Von Deinem Buch, dessen 5ten Theil3 ich mit Dank empfangen habe, will ich nur den Eindruck kurz angeben, den es auf mich macht. Es hat die deutsche poёtische Literatur bis zu ihrem Höhepunkt und zu ihrem Abschluß gebracht und das beginnende Verderben nachgewiesen. Wer nicht ganz blind und taub ist, dem muß es zur hellsten Überzeugung werden, daß auf diesem Gebiet die Kräfte unnütz vergeudet werden. Eine solche Überzeugung, wenn sie durch Dein Buch, wie die Absicht ist, allgemein würde, wäre schon ein unermeßlicher Gewinn und Dein gutes Verdienst. Du stellst zugleich die neue Aufgabe; die Art, wie das geschieht, ist so stürmisch, so bewegend, so ungeduldig, daß sie nothwendig auch einschlagen und einwirken muß auf die strebenden Kräfte unser Nation. Der bleibende Eindruck Deines Werks, nämlich aus seinem 5ten Bande, ist also nicht ein beruhigender, harmonischer, sondern eine drängende … eine Spannung. Es4 erscheint wie eine Vorarbeit für die Zukunft und steht dadurch im rechten Fluß der Historie, die nicht aufhört, ohne anzufangen. Es läßt uns aber in innerer Unbefriedigung, weil nur mit Unruhe und Ungeduld erfüllter worden, und uns das neue Object, worauf wir unsre Kräfte zu concentriren haben, noch fehlt, oder vielmehr noch zu keinem recht klaren Bewußtsein gekommen ist. Wir warten der Dinge, die kommen sollen, und ich glaube diese warten weniger auf einen Reformator, als auf ein großes welterschütterndes Ereigniß.
Unterlasse ja nicht, mir auch Dein Handbuch, wenn es fertig sein wird, zuzuschicken.
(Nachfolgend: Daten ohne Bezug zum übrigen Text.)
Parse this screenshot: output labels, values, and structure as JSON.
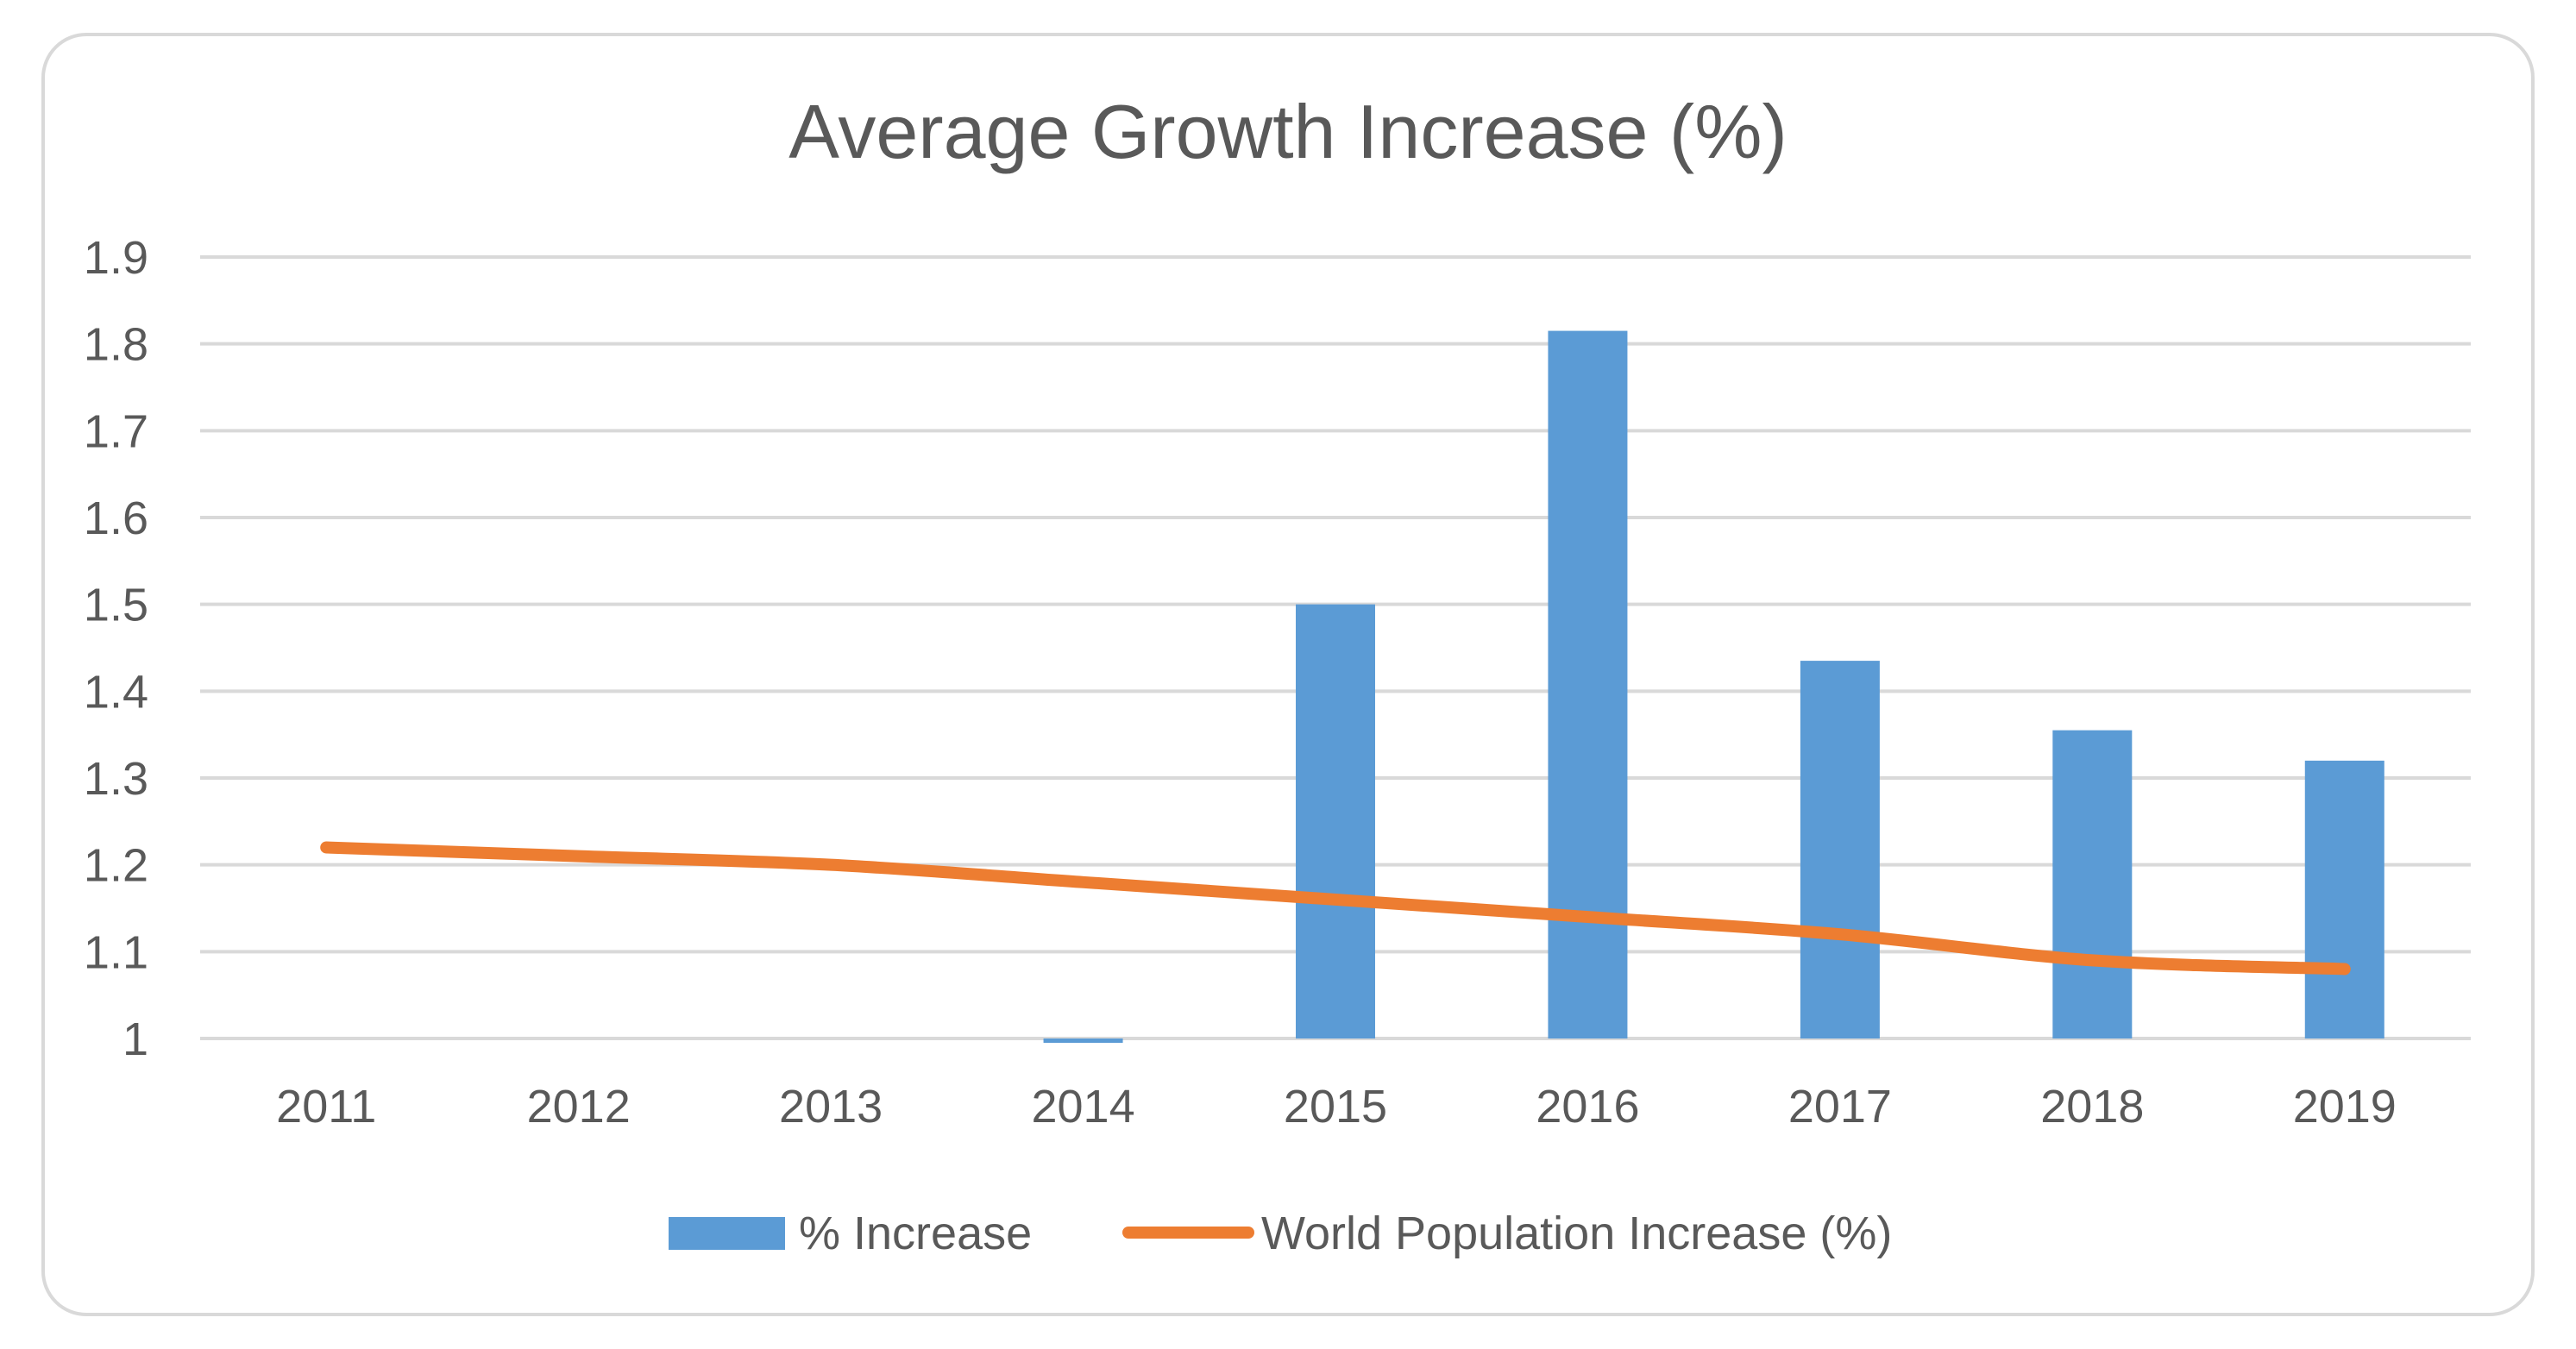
{
  "chart_data": {
    "type": "bar",
    "title": "Average Growth Increase (%)",
    "xlabel": "",
    "ylabel": "",
    "categories": [
      "2011",
      "2012",
      "2013",
      "2014",
      "2015",
      "2016",
      "2017",
      "2018",
      "2019"
    ],
    "ylim": [
      1,
      1.9
    ],
    "yticks": [
      "1",
      "1.1",
      "1.2",
      "1.3",
      "1.4",
      "1.5",
      "1.6",
      "1.7",
      "1.8",
      "1.9"
    ],
    "grid": true,
    "legend_position": "bottom",
    "series": [
      {
        "name": "% Increase",
        "type": "bar",
        "color": "#5b9bd5",
        "values": [
          null,
          null,
          null,
          0.995,
          1.5,
          1.815,
          1.435,
          1.355,
          1.32
        ]
      },
      {
        "name": "World Population Increase (%)",
        "type": "line",
        "color": "#ed7d31",
        "values": [
          1.22,
          1.21,
          1.2,
          1.18,
          1.16,
          1.14,
          1.12,
          1.09,
          1.08
        ]
      }
    ]
  }
}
Ich freue mich sehr auf die summarische Übersicht, auf die zusammengedrängten Resultate dessen, was wir stückweise, im Verlauf der Jahre empfangen und verarbeitet haben. Darf ich Dich auch dringend bitten, Du mögst das nicht zu sehr übereilen?
Der Dränger und Treiber zum Abschluß meines Briefes ist hinter mir. Also nur noch recht herzliche Grüße an Deine liebe Frau, an Victorie, die doch meiner auch noch etwas gedenke?